Michigan investigating the Inmediata breach
Michigan’s Attorney General is aware of the Inmediata breach and its incident response cock-up that has been reported on this site. People have been complaining here and some have called the state to complain.
Remember that in addition to complaining to your state consumer protection bureau or state insurance department, you can also file a complaint online with the U.S. Department of Health and Human Services.
As seen on AG Nessel’s web site yesterday:
LANSING – Michigan Attorney General Dana Nessel and Department of Insurance and Financial Services (DIFS) Director Anita G. Fox today alerted Michigan consumers to a data breach affecting Inmediata Health Group, which provides billing and other administrative services to health care providers and health plans around the country. Nessel encouraged residents to take extra precautions to help protect information that may have been compromised.

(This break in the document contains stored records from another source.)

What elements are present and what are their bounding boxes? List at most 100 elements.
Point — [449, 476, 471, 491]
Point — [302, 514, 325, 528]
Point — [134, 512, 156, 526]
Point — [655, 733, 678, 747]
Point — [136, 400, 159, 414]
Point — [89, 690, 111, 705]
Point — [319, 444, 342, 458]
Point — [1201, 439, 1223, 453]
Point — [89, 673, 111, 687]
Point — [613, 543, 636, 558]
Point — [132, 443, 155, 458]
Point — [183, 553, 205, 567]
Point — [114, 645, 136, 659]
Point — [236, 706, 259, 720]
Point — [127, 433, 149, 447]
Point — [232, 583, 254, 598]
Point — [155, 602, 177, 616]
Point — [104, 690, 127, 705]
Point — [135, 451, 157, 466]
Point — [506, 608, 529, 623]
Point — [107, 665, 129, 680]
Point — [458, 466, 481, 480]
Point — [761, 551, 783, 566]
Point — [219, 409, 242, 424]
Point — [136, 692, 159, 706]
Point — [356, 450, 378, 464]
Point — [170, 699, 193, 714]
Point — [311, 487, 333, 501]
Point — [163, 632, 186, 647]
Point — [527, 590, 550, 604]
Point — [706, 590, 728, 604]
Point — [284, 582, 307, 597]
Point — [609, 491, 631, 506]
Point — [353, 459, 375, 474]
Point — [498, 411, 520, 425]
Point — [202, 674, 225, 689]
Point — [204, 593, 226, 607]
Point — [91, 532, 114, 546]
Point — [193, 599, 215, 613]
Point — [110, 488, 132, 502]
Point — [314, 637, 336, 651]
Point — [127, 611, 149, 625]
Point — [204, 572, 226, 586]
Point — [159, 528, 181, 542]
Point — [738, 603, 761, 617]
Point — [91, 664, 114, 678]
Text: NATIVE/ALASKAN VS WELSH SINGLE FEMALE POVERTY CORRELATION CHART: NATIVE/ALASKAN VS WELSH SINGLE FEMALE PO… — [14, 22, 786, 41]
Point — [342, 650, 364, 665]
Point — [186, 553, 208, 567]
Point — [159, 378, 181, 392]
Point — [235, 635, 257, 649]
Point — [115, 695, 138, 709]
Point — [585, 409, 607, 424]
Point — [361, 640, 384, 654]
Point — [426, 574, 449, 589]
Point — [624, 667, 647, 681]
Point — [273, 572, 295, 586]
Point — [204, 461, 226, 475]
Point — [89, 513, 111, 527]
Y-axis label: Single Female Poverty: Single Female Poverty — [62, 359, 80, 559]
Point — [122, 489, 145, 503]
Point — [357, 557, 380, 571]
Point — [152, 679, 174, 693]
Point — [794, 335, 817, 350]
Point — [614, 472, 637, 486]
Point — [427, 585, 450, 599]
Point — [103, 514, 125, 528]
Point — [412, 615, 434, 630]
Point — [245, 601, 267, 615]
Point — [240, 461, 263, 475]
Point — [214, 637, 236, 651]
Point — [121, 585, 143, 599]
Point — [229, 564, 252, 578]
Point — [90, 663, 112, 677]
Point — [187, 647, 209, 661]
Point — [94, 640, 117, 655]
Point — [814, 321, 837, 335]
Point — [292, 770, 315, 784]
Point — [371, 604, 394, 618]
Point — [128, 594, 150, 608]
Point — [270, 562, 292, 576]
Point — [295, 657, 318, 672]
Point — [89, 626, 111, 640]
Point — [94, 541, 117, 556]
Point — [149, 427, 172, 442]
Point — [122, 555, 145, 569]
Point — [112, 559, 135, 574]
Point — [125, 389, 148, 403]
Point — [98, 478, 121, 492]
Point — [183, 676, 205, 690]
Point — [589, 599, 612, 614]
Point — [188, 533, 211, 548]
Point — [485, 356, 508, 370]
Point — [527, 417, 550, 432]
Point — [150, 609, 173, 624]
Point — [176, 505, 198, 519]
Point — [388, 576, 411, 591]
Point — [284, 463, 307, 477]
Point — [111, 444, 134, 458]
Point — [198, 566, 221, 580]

The breach exposed personal and medical information, which varies between individuals, but can include patient names, addresses, dates of birth, social security numbers, gender, and medical claim information like dates of service, diagnosis codes, procedure codes and treating physician.
The Attorney General’s Office became aware of the breach when two consumers called its Consumer Protection Division after receiving multiple letters from the company dated April 22, 2019, including some misaddressed to other persons. It is unclear how many Michigan residents were impacted at this time, and Nessel’s Corporate Oversight Division is seeking additional information about the breach through a letter to Inmediata to determine its impact in Michigan.
“We have an opportunity to improve Michigan law by adding the Attorney General’s Office as a required state department to be notified by companies impacted by data breaches,” said Nessel
“Data breaches can be devastating to the affected individuals,” she added. “It’s important this office provide affected customers with any and all available resources to help limit the effects of this – or any – breach. And today, we’re doing just that.”
“Individuals who have been notified that their personal information may have been exposed in the Inmediata data breach are encouraged to closely monitor their financial accounts,” said Fox. “If suspicious activity is detected it should be immediately reported to the individual’s financial institution.”
Data breaches are becoming increasingly common in today’s highly tech-savvy society. This is the second breach since the Attorney General took office that she learned of from sources other than the company itself. The last breach was Wolverine Solutions Group.
Affected individuals of any data breach and all Michiganders can take these steps to further protect their information:
- Find out what information was compromised and act accordingly.
- Pull your free credit report at annualcreditreport.com or by calling 877-322-8228.
- Put a fraud alert on your credit file. The Federal Trade Commission provides a checklist for this.
- Consider a security freeze on your credit file.
- Take advantage of any free services being offered as a result of the breach.
- Use two-factor authentication on your online accounts whenever it’s available.
For more information on what to do during a data breach, review the Michigan Attorney General’s consumer alert on data breaches. A toll-free information hotline is being provided by the company to answer consumer questions at 833-389-2392.